Katoku V.1 Ch.1 – Der Fluch

Ich sehe nichts als Dunkelheit. Aus dieser ertönen erneut die Schreie. Sie wirken so, als würde ich sie kennen. Sämtliche Stimmen habe ich schon einmal irgendwo gehört. Aber wo? Und was schreien sie?

„Du Verräter!“? „Die Ambs sind zu schwach, bringt Verstärkung!“? Was hat das zu bedeuten?
„Kasuo, Sen, es tut mir leid!“ Wer sind Kasuo und Sen? Ich kenne diese Namen…

„Tengi, es ist vorbei!“? „Soru, ich liebe dich!“? „Jaster, stop!“?

Was sind diese Stimmen. Wieso höre ich sie? Wieso sehe ich sie? Menschen, viele Menschen, sie flüchten vor gigantischen Wesen und Roboter beschützen sie. Zwei Kinder, sie kämpfen gegen einen Jungen mit weißen Haaren. Zwei Personen mit besonderen Fähigkeiten. Sie und eine Art Superheld Kämpfen gegeneinander. Ein seltsamer, fliegender Kobold. Er Kämpft gegen einen Jungen der Wind verschießt. Der Junge wird getötet und der Kobold lacht.

Was du hier siehst sind Geschehnisse, welche lange vor und nach deiner Zeit stattfinden oder stattfanden. Sie alle gehören deiner Familie an. Sie alle litten. Werde nicht so wie sie. Werde anders.

Meine Augen öffnen sich blitzschnell. Ich schaue mich um und sehe, dass Itsuki und Akihiro neben mir liegen.

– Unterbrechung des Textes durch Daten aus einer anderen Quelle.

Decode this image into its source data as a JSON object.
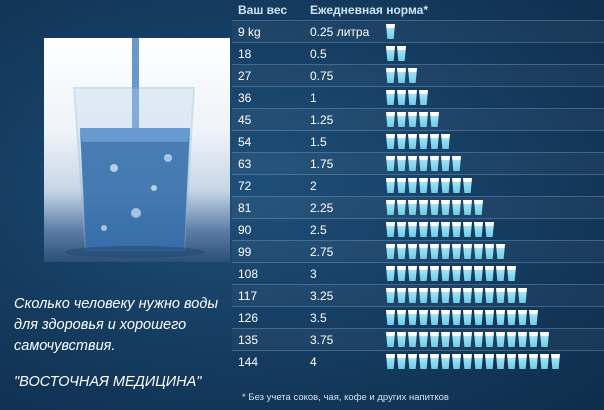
{
  "caption": "Сколько человеку нужно воды для здоровья и хорошего самочувствия.",
  "brand": "\"ВОСТОЧНАЯ МЕДИЦИНА\"",
  "table": {
    "header_weight": "Ваш вес",
    "header_norm": "Ежедневная норма*",
    "rows": [
      {
        "weight": "9 kg",
        "liters": "0.25 литра",
        "cups": 1
      },
      {
        "weight": "18",
        "liters": "0.5",
        "cups": 2
      },
      {
        "weight": "27",
        "liters": "0.75",
        "cups": 3
      },
      {
        "weight": "36",
        "liters": "1",
        "cups": 4
      },
      {
        "weight": "45",
        "liters": "1.25",
        "cups": 5
      },
      {
        "weight": "54",
        "liters": "1.5",
        "cups": 6
      },
      {
        "weight": "63",
        "liters": "1.75",
        "cups": 7
      },
      {
        "weight": "72",
        "liters": "2",
        "cups": 8
      },
      {
        "weight": "81",
        "liters": "2.25",
        "cups": 9
      },
      {
        "weight": "90",
        "liters": "2.5",
        "cups": 10
      },
      {
        "weight": "99",
        "liters": "2.75",
        "cups": 11
      },
      {
        "weight": "108",
        "liters": "3",
        "cups": 12
      },
      {
        "weight": "117",
        "liters": "3.25",
        "cups": 13
      },
      {
        "weight": "126",
        "liters": "3.5",
        "cups": 14
      },
      {
        "weight": "135",
        "liters": "3.75",
        "cups": 15
      },
      {
        "weight": "144",
        "liters": "4",
        "cups": 16
      }
    ]
  },
  "footnote": "* Без учета соков, чая, кофе и других напитков",
  "colors": {
    "background": "#143b5f",
    "cup_water": "#6bcde8",
    "header_text": "#cfe2f2"
  }
}
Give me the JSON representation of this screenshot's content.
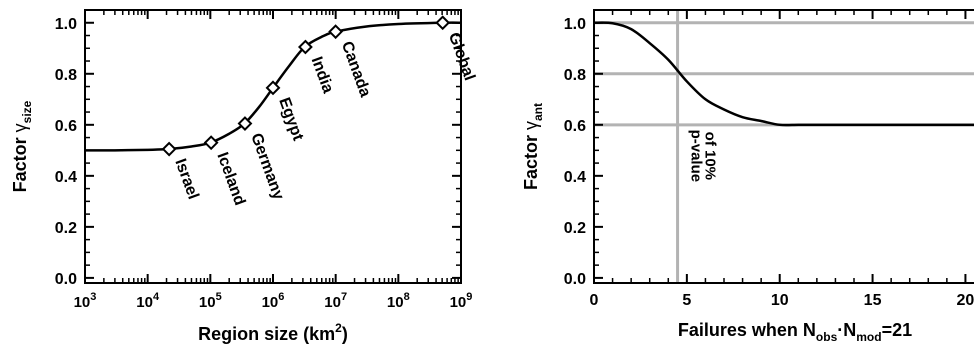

Wir befinden uns auf einem Haufen Laub unter einem sehr, sehr großen Baum. „Leute, wacht auf!“

Ich schüttle sie und langsam beginnt erst Itsuki seine Augen zu öffnen, danach Akihiro. „Wo sind wir? Ich dachte ich wäre gestorben“ sagt Akihiro. „Sind wir nicht. Aber trotzdem. Wir wurden von dieser Kiste aufgesaugt, nicht? Wieso sind wir also in einem Wald?“ Itsuki ist genauso verwirrt, wie ich.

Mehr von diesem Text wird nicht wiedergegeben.